Single Hand City!

Today was the day — and the best day by far on the water.  As the title says, I went out by myself today.  My wife was headed to the Kennedy Center, our daughter wanted to rest up so she could participate tonight in relay for life, and my son — well, he’s 15 — ‘nuff said.  Mind you, the forecast for the day wasn’t particularly encouraging, or at least it didn’t seem so.  Having said that, NOAA isn’t always helpful in these regards.  Because I know what it feel like on the Patuxent River in the heat of the day with no wind, I had no illusions that I would actually get out.  In fact, as I was heading toward the marina (once on the naval air station) I thought to myself that I should have looked toward the bridge to see how many masts were in the water.  But, I thought, if there’s no wind, I don’t need to go out.

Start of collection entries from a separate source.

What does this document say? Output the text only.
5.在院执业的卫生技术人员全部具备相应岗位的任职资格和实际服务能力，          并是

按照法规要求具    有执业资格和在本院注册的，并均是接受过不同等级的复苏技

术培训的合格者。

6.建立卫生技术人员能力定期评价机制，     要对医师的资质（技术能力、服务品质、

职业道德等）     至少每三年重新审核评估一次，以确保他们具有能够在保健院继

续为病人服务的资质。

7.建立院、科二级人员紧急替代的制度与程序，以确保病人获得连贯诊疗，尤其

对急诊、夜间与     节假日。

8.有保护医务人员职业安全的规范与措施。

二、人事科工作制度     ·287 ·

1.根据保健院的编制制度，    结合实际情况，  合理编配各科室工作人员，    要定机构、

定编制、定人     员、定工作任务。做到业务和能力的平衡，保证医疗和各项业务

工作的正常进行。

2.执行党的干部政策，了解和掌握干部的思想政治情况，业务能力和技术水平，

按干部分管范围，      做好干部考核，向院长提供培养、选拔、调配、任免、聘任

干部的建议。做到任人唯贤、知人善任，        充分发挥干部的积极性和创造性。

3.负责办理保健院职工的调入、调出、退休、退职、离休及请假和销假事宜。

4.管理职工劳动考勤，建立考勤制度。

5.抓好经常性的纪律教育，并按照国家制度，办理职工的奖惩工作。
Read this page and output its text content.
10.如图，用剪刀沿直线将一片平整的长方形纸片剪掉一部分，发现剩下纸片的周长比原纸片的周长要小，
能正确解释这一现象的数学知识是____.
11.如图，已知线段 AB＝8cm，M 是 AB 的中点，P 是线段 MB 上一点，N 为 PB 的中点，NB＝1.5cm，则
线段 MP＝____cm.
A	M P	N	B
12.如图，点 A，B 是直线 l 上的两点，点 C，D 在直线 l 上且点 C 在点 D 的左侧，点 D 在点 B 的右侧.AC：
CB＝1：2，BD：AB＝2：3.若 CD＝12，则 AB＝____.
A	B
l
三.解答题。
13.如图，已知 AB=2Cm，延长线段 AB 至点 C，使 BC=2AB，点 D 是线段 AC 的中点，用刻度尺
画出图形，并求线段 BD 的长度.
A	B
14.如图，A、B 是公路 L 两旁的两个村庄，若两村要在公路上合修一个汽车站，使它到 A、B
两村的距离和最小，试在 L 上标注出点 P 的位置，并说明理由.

Once I got to the marina, however, there seemed to be a nice steady wind, and a lot of the windmills on other people’s boats were spinning wildly.  I put my go bag, coffee thermos and water bottle on the boat, opened the companionway door, and started my routine.  Within 10 minutes, I was ready to head out.  Since the current was a little stronger than usual, I kinda hugged the port side piling, but still got out without much trouble.  Next time, I’m going to try to keep control of the starboard bowline long enough that I can keep the boat toward the right and perhaps miss the piling altogether.

Once out on the river, I figured out where the wind was coking from, got myself far enough from the rocks before I tried to raise the mainsail.  I had already attached the sail cradle, removed a few of the sail ties and attached the halyard so it wouldn’t get tangled in the sail cradle.  However — and this is probably the hardest thing about single handing to me — I can’t manage to keep the boat into the wind consistently enough to raise the mainsail.  By the time it’s half way up (and we’re talking seconds here, not minutes) the main is already tangled in the sail cradle and I have to lower it and try again. I suppose I could forget the sail cradle and just try to raise the main without it (may try that the next time), but then the main would be kind of a mess on the deck.  I’ll keep working on it.

After trying two or three times to raise the main, then moving forward to lower it in a big mess, I finally gave up and unfurled the jib, and actually began sailing.  It wasn’t bad, but it was slow, and it seemed like a waste of all this nice wind, I’m estimating about 7 or 8 knots.

Finally, I decided to give it one more try.  I furled the jib, and managed to get the main all the way up!  Unfurling the jib at this point was pretty easy, and I was sailing with all the canvas up.  I noticed other boats going back and forth across the Patuxent, so I did the same thing.  I sailed toward Solomons, then turned the boat around, and went back toward the marina.  This could have been boring it if wasn’t just enough work that I had to be engaged the whole time.  And I think it was a good idea to practice steering, changing direction, etc. in a protected area.  I also got to try out the self-steering mechanism I made following the instructions in Thoughts, Tips, Techniques and Tactics for Singlehanded Sailing, by Andrew Evans — it’s in Chapter 5-1, and you can download it here:  http://www.sfbaysss.org/tipsbook/.  The device worked pretty well, and I was able to leave the tiller alone for about 5 minutes at a time.  That may not seem like much given the slow speed I was going, but remember I’m still new at this, and getting the sails balanced at all takes a lot.  I bet I will be able to continue using it as I gain more experience, and if nothing else, it might be just as good as the more expensive models.  If not, I could still buy one.

While I sailed, I also had a cup of coffee and a drink of water, and just sat back in the cockpit just smiling and enjoying the speed and the feel of sailing.  I managed to change direction back and forth at least  — actually, I don’t know how many times — it was just a bunch, and even when I decided it was time to go in, I decided to go back and forth one more time.  Bringing the main down was as unpleasant as raising it, but I got it down enough to put on some sail ties, and started in.  Obviously, the job was no big deal.

Docking wasn’t too difficult, though my engine (named “Hercules,” remember?) did tap the dock lightly.  I’ll have to watch for that next time as well.  But, I got the boat in and tied, took care of tying the sail to the boom, put on the sail cover and got it fixed up all nice and in a bow.

Now, I’m gonna get in trouble for this at home.  My wife does not want me to go out by myself for safety reasons.  Mind you — she’s right, and once I get the jackline and tethers in the mail, I will wear my harness when I single hand.  I just thought that today was mild enough that I could go out safely without the tether.

And I have to tell you, I haven’t stopped talking or thinking about today yet — it was wicked awesome!